Fig. 1,2: Climate Choice Pilot in Colombia: Motivating local women coffee producers to adopt sustainable production practices and reduce vulnerabilities in their communities and ecosystem
The WaterWise Hub is much interested in shifting attitudes and beliefs around the idea of water reuse, promoting the benefits of circular water systems in agriculture and industry, as well as, in everyday life for the general public. Nevertheless, changing deep-seated beliefs is hard work. What lessons can we take from Climate Choice, to further achieve these goals?
IK: If we translate what we are learning in CHOICE to your work on water reuse, the first point would be: don’t start from “convincing people about circular water systems”, start from their everyday worries and aspirations. In our case, people care first about taste, price, health, convenience and income stability, and only then about abstract climate goals. For water, that probably means leading with reliability during droughts, lower bills, better crop yields and local jobs – and only then talking about resource efficiency and the circular economy.

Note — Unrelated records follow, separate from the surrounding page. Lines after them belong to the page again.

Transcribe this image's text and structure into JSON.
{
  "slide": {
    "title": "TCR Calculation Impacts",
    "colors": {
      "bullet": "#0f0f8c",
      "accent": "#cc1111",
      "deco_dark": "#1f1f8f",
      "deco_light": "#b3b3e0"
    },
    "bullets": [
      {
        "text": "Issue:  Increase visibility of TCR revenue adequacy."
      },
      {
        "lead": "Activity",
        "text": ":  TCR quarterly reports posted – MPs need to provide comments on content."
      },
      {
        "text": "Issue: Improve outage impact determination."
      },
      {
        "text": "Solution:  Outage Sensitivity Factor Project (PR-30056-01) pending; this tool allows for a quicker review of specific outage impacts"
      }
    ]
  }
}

The second point is that beliefs shift much more easily when people see normal, local examples rather than distant promises. In CHOICE we try to make “sustainable choices” visible in familiar places: in the supermarket basket, on a farm, in a neighbourhood. For WaterWise Hub, the equivalent might be concrete stories of nearby farms, food processors, hotels or municipalities that already use reused water safely and successfully. If these stories come from trusted messengers – farmers’ associations, local authorities, doctors, engineers who live in the area – they carry far more weight than any central campaign.
Finally, we see that people move from “this feels strange” to “this is fine” when they are involved, not just informed. Co-design workshops, farm visits, open days at treatment plants, school projects and small, low-risk pilots give people the chance to ask questions, see the safeguards and experience benefits first- hand. That combination of transparency, participation and visible co-benefits is, in our experience, the most realistic path to changing deep-seated beliefs – whether about what we eat, or about the water that comes back into our lives in new forms.